Definición del capitalismo

Así pues, ¿qué entiendo por capitalismo? El capitalismo es un sistema en que los principales agentes económicos dependen del mercado para cubrir sus necesidades básicas para la vida. Ha habido otras sociedades que tenían mercados, a menudo a gran escala, pero únicamente en el capitalismo la dependencia del mercado constituye la condición fundamental de la vida de todos y todas. Y esto es cierto tanto para los capitalistas como para los trabajadores. La relación misma entre el capital y el trabajo pasa por el mercado. Los asalariados han de vender su fuerza de trabajo a un capitalista simplemente para ganarse el sustento y tener acceso a los medios de trabajo; y el capitalista depende del mercado para acceder a la mano de obra y realizar el beneficio que generan los trabajadores. Desde luego que existe un enorme desequilibrio de poder de clase entre el capital y el trabajo, pero los capitalistas no dependen menos del mercado para mantenerse a sí mismos y a su capital.

En las sociedades no capitalistas, los productores directos, como los campesinos, solían ser propietarios de sus medios de subsistencia y de producción (tierras, herramientas, etc.), de manera que no dependían del mercado. En consecuencia, la clase dominante tenía que ser capaz de ejercer un poder superior para apropiarse del trabajo excedentario de otros, utilizando lo que Marx llamaba “medios extraeconómicos” –es decir, la fuerza coercitiva de algún tipo u otro: jurídica, política o militar–, como cuando, por ejemplo, el señor feudal imponía labores o cobraba rentas de los campesinos. El beneficio capitalista, en cambio, no se extrae directamente de los trabajadores. Los capitalistas pagan a los trabajadores por adelantado y han de realizar su ganancia vendiendo lo que producen estos. El beneficio depende de la diferencia entre lo que el capitalista paga a los trabajadores y lo que obtiene de la venta de los productos y servicios que le suministran los trabajadores. El hecho de que los capitalistas solamente puedan realizar el beneficio si logran vender sus productos y servicios en el mercado y venderlos por más de lo que les cuesta producirlos, hace que la realización del beneficio esté sujeto a incertidumbre.
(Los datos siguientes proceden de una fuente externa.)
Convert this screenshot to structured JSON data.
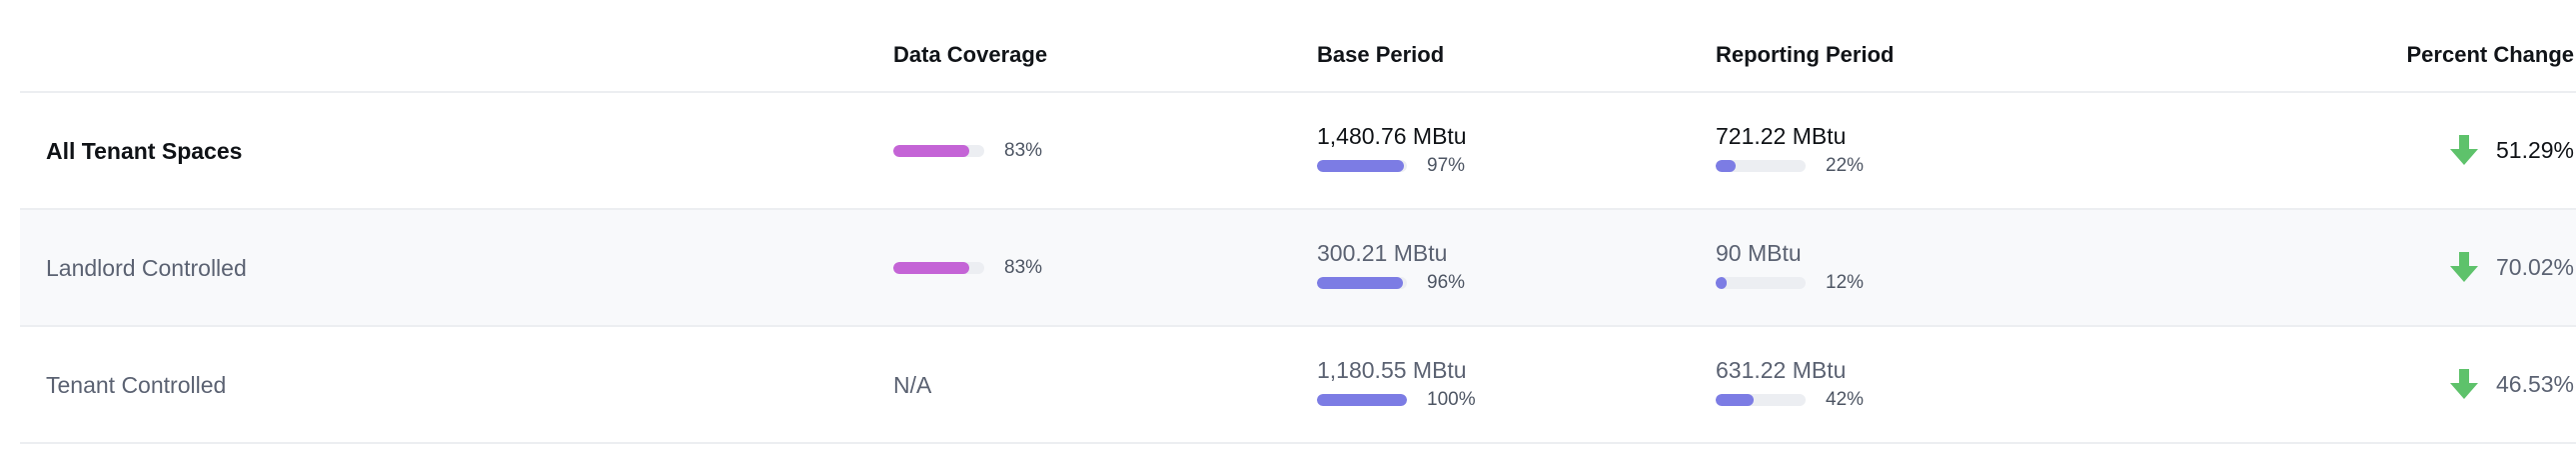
{
  "colors": {
    "coverage_fill": "#c464d6",
    "period_fill": "#7c7ce4",
    "track": "#eceef2",
    "decrease_arrow": "#5ec26b"
  },
  "headers": {
    "col1": "",
    "data_coverage": "Data Coverage",
    "base_period": "Base Period",
    "reporting_period": "Reporting Period",
    "percent_change": "Percent Change"
  },
  "rows": [
    {
      "name": "All Tenant Spaces",
      "coverage_label": "83%",
      "coverage_fraction": 0.83,
      "base_value": "1,480.76 MBtu",
      "base_pct_label": "97%",
      "base_fraction": 0.97,
      "reporting_value": "721.22 MBtu",
      "reporting_pct_label": "22%",
      "reporting_fraction": 0.22,
      "change": "51.29%",
      "change_icon": "arrow-down-icon"
    },
    {
      "name": "Landlord Controlled",
      "coverage_label": "83%",
      "coverage_fraction": 0.83,
      "base_value": "300.21 MBtu",
      "base_pct_label": "96%",
      "base_fraction": 0.96,
      "reporting_value": "90 MBtu",
      "reporting_pct_label": "12%",
      "reporting_fraction": 0.12,
      "change": "70.02%",
      "change_icon": "arrow-down-icon"
    },
    {
      "name": "Tenant Controlled",
      "coverage_label": "N/A",
      "base_value": "1,180.55 MBtu",
      "base_pct_label": "100%",
      "base_fraction": 1.0,
      "reporting_value": "631.22 MBtu",
      "reporting_pct_label": "42%",
      "reporting_fraction": 0.42,
      "change": "46.53%",
      "change_icon": "arrow-down-icon"
    }
  ]
}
Los capitalistas también han de competir con otros capitalistas en el mismo mercado con el fin de asegurarse un beneficio. La competencia es, en efecto, la fuerza motriz del capitalismo, por mucho que los capitalistas traten a menudo de evitarla, por ejemplo, estableciendo monopolios. Sin embargo, el promedio social de la productividad, que determina en cualquier mercado dado el éxito en la competencia de precios, está fuera del control de los capitalistas individuales. Estos no pueden fijar los precios a los que se van a vender efectivamente sus productos, y ni siquiera saben de antemano qué condiciones deberán cumplirse para garantizar la venta, por no decir ya la venta rentable.
Lo que sí pueden controlar los capitalistas, hasta cierto punto significativo, son sus costes. Así, puesto que sus beneficios dependen de que la relación precio/coste les sea favorable, harán todo lo posible por reducir sus costes con el fin de asegurarse un beneficio. Esto supone, ante todo, reducir el coste de la mano de obra, lo cual exige a su vez mejorar de modo constante la productividad del trabajo y hallar los medios organizativos y técnicos necesarios para detraer tanta plusvalía como sea posible de los trabajadores dentro de un determinado espacio de tiempo al menor coste posible.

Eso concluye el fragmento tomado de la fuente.